Each step uses the previous beast to decide how many arrows the next operation has. That happens 64 times. Yes, that’s 64 recursive levels of arrow hell :D

So why do people even care about a number so big we can't write?

Because it’s in a real proof. I'm not joking, and I will never wish it to be. Guinness Book of World Records listed it as the largest number ever used in a serious proof in 1980. Mathematicians later found smaller numbers to solve the same problem, but Graham’s number stayed famous because it’s basically math’s middle finger to practicality (and efficiency but at least it's cool).

Can we visualize It? Nope. Even the number of digits in Graham’s number is so huge it can’t be represented in the physical universe. Like, if you converted every particle in existence into an atom-sized digit, you’d still fall short. (There are 10⁸⁰ atoms in this observable universe by the way)

Thanks to modular arithmetic, we actually know that the last few digits of Graham’s number are 7262464195387. Here is the modular arithmetic breakdown (if anyone was wondering).

The powers of 3 repeat last digits every 4 steps:

3¹ → 3 3² → 9 3³ → 7 3⁴ → 1 → cycle repeats. Cycle: (3 → 9 → 7 → 1).

Now, the last digit of 3ⁿ depends on n mod 4:

n ≡ 1 (mod 4) → last digit = 3 n ≡ 2 (mod 4) → last digit = 9 n ≡ 3 (mod 4) → last digit = 7 n ≡ 0 (mod 4) → last digit = 1

Graham’s number = 3^(huge exponent)

We don’t need “huge exponent.” We just need huge exponent mod 4. And that “huge exponent” is itself a power tower of 3’s.

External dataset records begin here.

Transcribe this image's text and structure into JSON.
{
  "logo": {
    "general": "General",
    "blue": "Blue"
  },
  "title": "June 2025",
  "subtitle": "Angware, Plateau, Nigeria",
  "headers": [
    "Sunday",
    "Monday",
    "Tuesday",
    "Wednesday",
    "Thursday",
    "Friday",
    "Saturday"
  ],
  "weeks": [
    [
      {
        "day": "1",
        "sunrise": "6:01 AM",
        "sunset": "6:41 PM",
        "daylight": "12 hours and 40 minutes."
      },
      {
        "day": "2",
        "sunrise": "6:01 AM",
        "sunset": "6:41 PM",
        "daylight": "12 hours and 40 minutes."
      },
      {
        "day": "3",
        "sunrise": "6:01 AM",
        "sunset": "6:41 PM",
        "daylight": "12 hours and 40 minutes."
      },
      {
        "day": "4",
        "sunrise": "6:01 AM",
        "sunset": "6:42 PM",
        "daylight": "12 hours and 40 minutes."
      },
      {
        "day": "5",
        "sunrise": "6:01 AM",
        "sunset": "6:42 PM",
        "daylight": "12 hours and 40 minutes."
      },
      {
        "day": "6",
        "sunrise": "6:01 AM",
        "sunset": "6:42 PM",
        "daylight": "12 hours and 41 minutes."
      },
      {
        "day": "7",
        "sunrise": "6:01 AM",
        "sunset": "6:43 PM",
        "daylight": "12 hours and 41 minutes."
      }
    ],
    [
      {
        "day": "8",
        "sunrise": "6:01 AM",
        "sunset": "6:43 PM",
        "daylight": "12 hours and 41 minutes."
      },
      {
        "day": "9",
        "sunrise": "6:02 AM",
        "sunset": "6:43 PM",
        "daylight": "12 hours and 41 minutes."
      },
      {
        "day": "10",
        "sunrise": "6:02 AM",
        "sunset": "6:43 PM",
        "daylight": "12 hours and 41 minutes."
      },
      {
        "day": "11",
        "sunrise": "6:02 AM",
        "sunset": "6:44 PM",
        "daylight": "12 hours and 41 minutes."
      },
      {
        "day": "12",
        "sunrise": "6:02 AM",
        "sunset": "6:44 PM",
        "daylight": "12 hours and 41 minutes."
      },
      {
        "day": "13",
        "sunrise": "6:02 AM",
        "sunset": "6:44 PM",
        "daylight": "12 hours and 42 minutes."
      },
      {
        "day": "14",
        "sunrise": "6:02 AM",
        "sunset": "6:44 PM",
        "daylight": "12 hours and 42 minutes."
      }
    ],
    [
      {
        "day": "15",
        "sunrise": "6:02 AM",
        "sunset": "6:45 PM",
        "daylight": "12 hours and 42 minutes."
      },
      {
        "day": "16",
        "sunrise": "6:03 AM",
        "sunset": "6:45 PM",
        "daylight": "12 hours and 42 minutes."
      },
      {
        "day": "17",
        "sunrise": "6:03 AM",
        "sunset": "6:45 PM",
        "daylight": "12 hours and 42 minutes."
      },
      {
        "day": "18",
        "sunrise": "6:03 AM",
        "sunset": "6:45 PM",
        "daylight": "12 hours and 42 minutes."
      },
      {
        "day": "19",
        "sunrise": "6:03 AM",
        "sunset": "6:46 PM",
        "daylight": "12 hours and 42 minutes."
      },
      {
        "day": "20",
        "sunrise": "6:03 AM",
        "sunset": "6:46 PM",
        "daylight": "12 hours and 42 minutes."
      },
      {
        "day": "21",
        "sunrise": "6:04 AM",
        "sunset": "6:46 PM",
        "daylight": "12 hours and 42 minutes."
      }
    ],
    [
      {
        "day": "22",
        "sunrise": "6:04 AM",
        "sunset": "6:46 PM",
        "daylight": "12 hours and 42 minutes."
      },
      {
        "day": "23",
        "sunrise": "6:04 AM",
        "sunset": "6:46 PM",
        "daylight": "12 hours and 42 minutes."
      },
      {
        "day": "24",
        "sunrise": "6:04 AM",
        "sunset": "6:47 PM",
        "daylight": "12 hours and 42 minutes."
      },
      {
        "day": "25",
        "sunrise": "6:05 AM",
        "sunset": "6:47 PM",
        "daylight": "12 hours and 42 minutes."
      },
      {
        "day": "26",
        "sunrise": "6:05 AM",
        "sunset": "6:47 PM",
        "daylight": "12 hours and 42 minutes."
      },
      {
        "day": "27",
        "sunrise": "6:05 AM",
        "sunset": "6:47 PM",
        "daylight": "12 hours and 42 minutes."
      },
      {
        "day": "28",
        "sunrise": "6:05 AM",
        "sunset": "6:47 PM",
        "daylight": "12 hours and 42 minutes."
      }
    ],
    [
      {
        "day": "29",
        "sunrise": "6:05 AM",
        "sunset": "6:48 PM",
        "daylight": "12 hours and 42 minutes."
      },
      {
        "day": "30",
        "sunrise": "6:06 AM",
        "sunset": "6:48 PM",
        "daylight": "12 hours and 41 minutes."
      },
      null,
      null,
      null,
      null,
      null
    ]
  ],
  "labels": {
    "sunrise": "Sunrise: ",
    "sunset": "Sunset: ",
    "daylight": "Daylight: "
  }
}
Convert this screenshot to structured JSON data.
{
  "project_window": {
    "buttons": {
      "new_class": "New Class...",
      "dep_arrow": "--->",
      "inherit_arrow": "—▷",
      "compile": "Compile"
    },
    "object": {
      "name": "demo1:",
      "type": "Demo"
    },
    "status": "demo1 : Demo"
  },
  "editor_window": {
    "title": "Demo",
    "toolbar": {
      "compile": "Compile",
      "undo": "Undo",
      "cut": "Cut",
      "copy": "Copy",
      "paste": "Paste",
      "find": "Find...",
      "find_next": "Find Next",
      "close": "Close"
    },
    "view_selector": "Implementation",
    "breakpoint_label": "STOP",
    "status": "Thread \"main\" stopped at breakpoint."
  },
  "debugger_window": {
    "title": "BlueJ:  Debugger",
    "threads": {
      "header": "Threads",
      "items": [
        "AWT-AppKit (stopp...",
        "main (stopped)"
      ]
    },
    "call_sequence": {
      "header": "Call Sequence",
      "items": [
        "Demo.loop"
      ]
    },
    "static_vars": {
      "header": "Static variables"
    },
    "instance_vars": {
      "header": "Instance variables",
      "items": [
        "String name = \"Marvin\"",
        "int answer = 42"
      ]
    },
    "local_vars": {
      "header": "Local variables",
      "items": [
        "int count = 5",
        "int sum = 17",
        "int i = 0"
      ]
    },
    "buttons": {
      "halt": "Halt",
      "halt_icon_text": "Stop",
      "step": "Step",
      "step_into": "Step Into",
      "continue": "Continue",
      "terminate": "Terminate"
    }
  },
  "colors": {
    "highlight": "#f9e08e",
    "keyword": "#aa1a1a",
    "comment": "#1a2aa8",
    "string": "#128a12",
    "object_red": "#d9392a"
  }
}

Powers of 3 mod 4 are simple: 3 ≡ -1 (mod 4)

(-1)^odd = -1 → 3 (mod 4) (-1)^even = 1 → 1 (mod 4)

Tracing the parity of the tower shows it’s odd, therefore:

exponent ≡ 3 (mod 4)

QED. The ultimate incomprehensible number ends in 7.

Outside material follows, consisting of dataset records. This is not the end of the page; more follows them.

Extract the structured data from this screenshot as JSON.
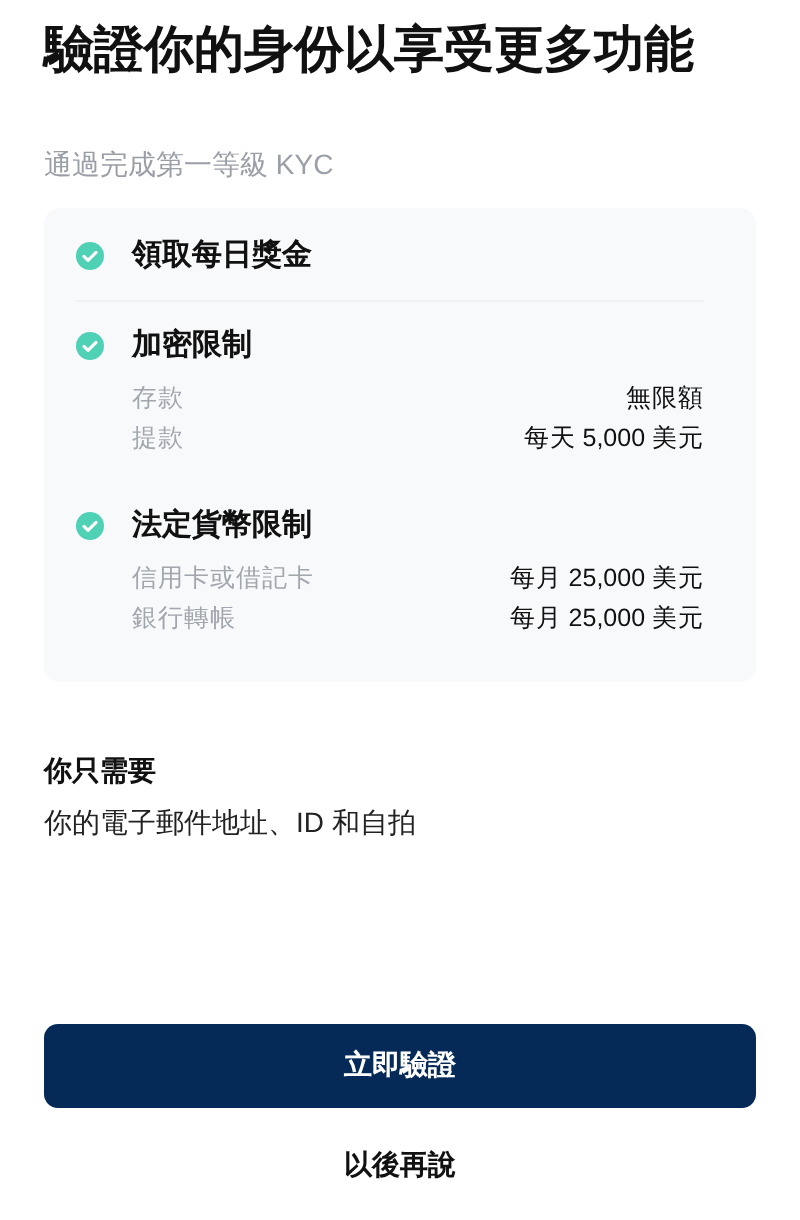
{
  "title": "驗證你的身份以享受更多功能",
  "subtitle": "通過完成第一等級 KYC",
  "features": [
    {
      "title": "領取每日獎金",
      "checked": true
    },
    {
      "title": "加密限制",
      "checked": true,
      "limits": [
        {
          "label": "存款",
          "value": "無限額"
        },
        {
          "label": "提款",
          "value": "每天 5,000 美元"
        }
      ]
    },
    {
      "title": "法定貨幣限制",
      "checked": true,
      "limits": [
        {
          "label": "信用卡或借記卡",
          "value": "每月 25,000 美元"
        },
        {
          "label": "銀行轉帳",
          "value": "每月 25,000 美元"
        }
      ]
    }
  ],
  "requirements": {
    "heading": "你只需要",
    "text": "你的電子郵件地址、ID 和自拍"
  },
  "primary_button": "立即驗證",
  "secondary_button": "以後再說"
}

But how did mathematicians figure out 7262464195387 these?

It's not actually rocket science. We want last 13 digits which mathematically means G mod 10¹³ (i.e., what remains when you divide by 10¹³).

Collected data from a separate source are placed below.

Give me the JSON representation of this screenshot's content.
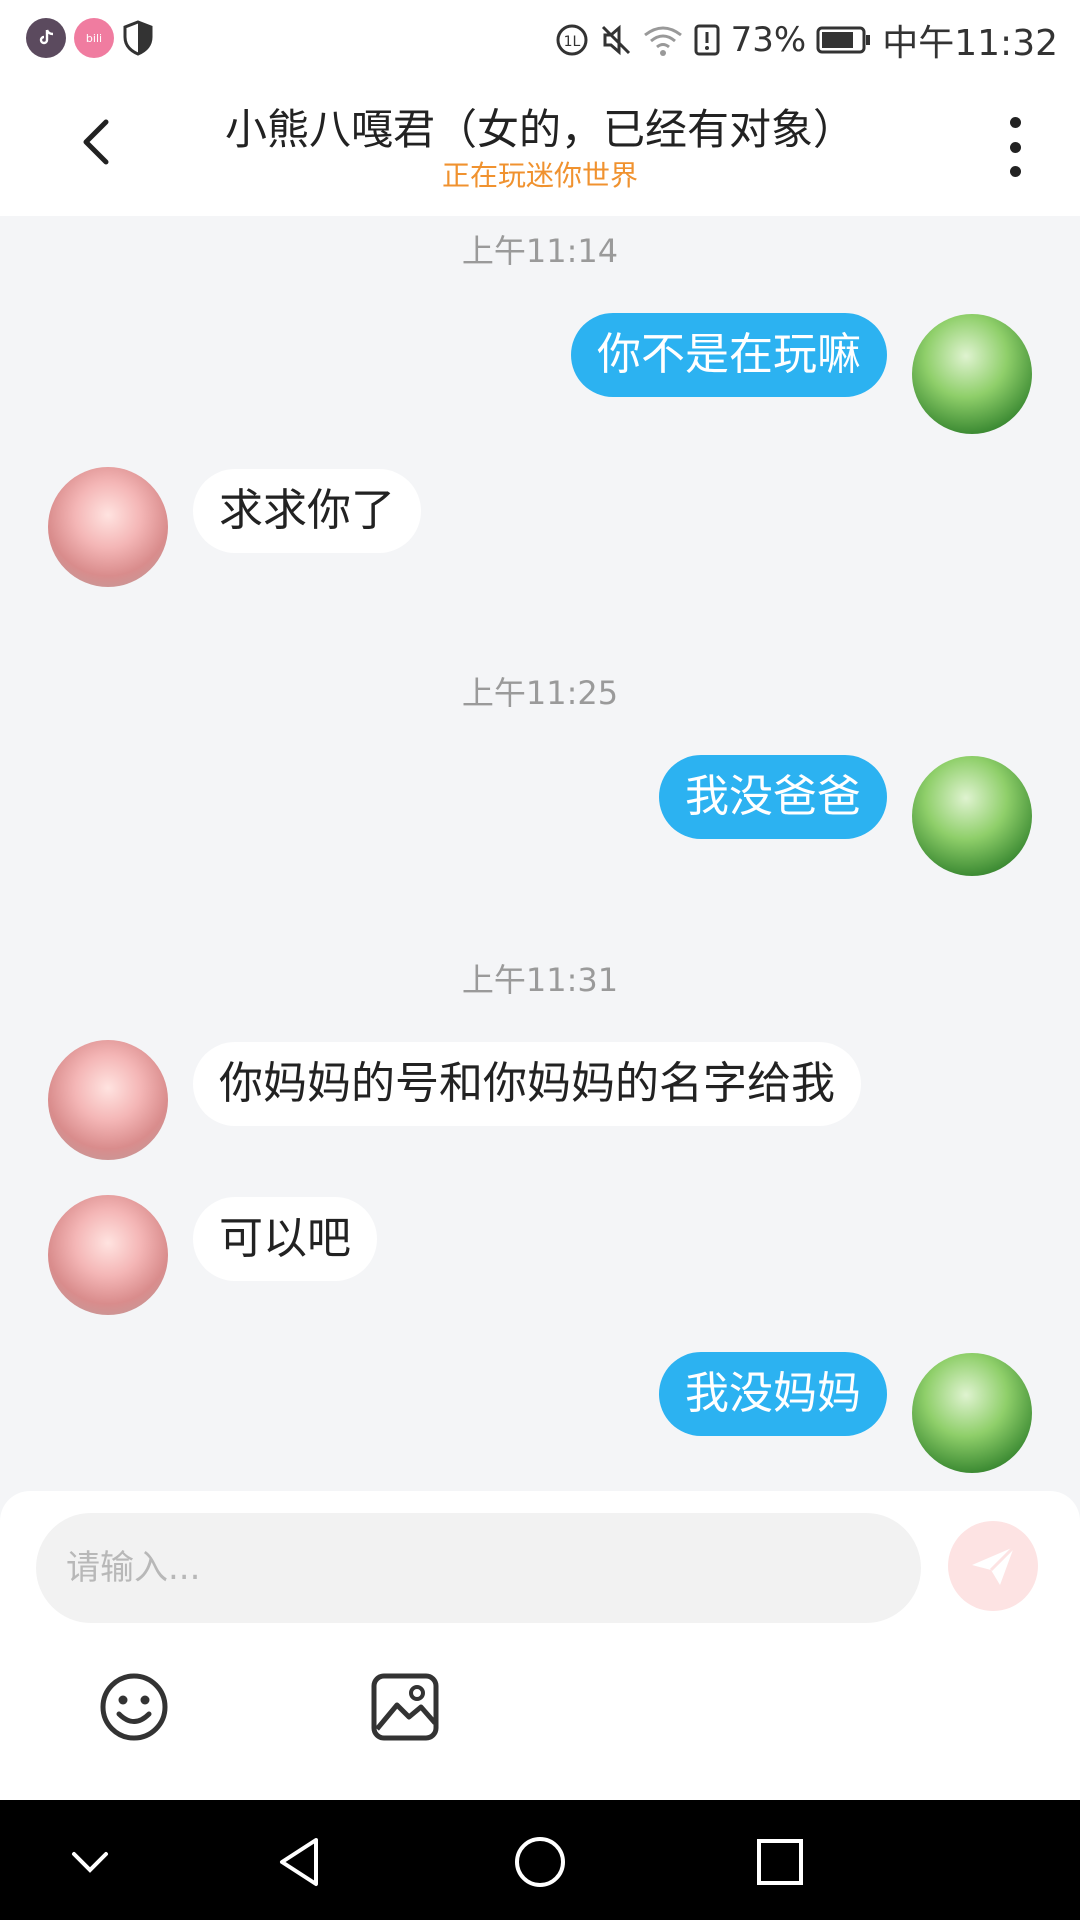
{
  "status_bar": {
    "battery_percent": "73%",
    "time": "中午11:32",
    "left_apps": [
      "tiktok-icon",
      "bilibili-icon",
      "shield-icon"
    ],
    "bilibili_label": "bili",
    "right_icons": [
      "hd-icon",
      "mute-icon",
      "wifi-icon",
      "alert-icon",
      "battery-icon"
    ]
  },
  "header": {
    "title": "小熊八嘎君（女的，已经有对象）",
    "subtitle": "正在玩迷你世界",
    "back_icon": "chevron-left-icon",
    "more_icon": "more-vertical-icon",
    "subtitle_color": "#f0922f"
  },
  "messages": [
    {
      "type": "timestamp",
      "text": "上午11:14"
    },
    {
      "type": "message",
      "from": "me",
      "text": "你不是在玩嘛"
    },
    {
      "type": "message",
      "from": "them",
      "text": "求求你了"
    },
    {
      "type": "timestamp",
      "text": "上午11:25"
    },
    {
      "type": "message",
      "from": "me",
      "text": "我没爸爸"
    },
    {
      "type": "timestamp",
      "text": "上午11:31"
    },
    {
      "type": "message",
      "from": "them",
      "text": "你妈妈的号和你妈妈的名字给我"
    },
    {
      "type": "message",
      "from": "them",
      "text": "可以吧"
    },
    {
      "type": "message",
      "from": "me",
      "text": "我没妈妈"
    }
  ],
  "input": {
    "placeholder": "请输入...",
    "value": "",
    "send_icon": "send-icon",
    "tools": [
      "emoji-icon",
      "image-icon"
    ]
  },
  "nav_bar": {
    "buttons": [
      "chevron-down-icon",
      "back-triangle-icon",
      "home-circle-icon",
      "recents-square-icon"
    ]
  },
  "colors": {
    "my_bubble": "#2cb2f1",
    "their_bubble": "#ffffff",
    "chat_background": "#f4f5f7",
    "send_button": "#fde3e3"
  }
}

We are going to use these mates for this:

Modular arithmetic: we only care about certain digits, not the whole number Euler’s Totient Theorem and Carmichael Function: they will help with giant exponents. Pattern cycles of powers of 3 for mod 2^n and mod 5^n separately (because 10¹³ = 2¹³ × 5¹³). Chinese Remainder Theorem (CRT): for combining results mod 2¹³ and mod 5¹³ back into one result

We will first split 10¹³ into factors: 2¹³ and 5¹³.

Now we can work out last 13 digits separately in base-2 and base-5 worlds.

2¹³ = 8192.

For powers of 3 mod 2¹³, there’s a repeating cycle because 3 and 2 are coprime.

The cycle length = Carmichael function λ(2¹³) = 2¹¹ = 2048

So exponent mod 2048 decides result mod 2¹³.

5¹³ = 1220703125.

The cycle length = 4 × 5¹² = 4 × 244140625 = 976562500

So exponent mod 976562500 decides result mod 5¹³.

The “exponent” of the top-level 3 is itself a tower of 3’s (from all those recursive arrows). Now reduce that tower mod the cycle lengths from above, which collapses ridiculously fast because patterns repeat at small moduli. After multiple reductions, the exponent collapses into manageable values.

Now we know:

Result mod 2¹³ = some number A. Result mod 5¹³ = some number B.

Chinese Remainder Theorem gives one number mod 10¹³ which is unique because 2¹³ and 5¹³ are coprime.

After doing all that, we can know that

the last 13 digits = 7262464195387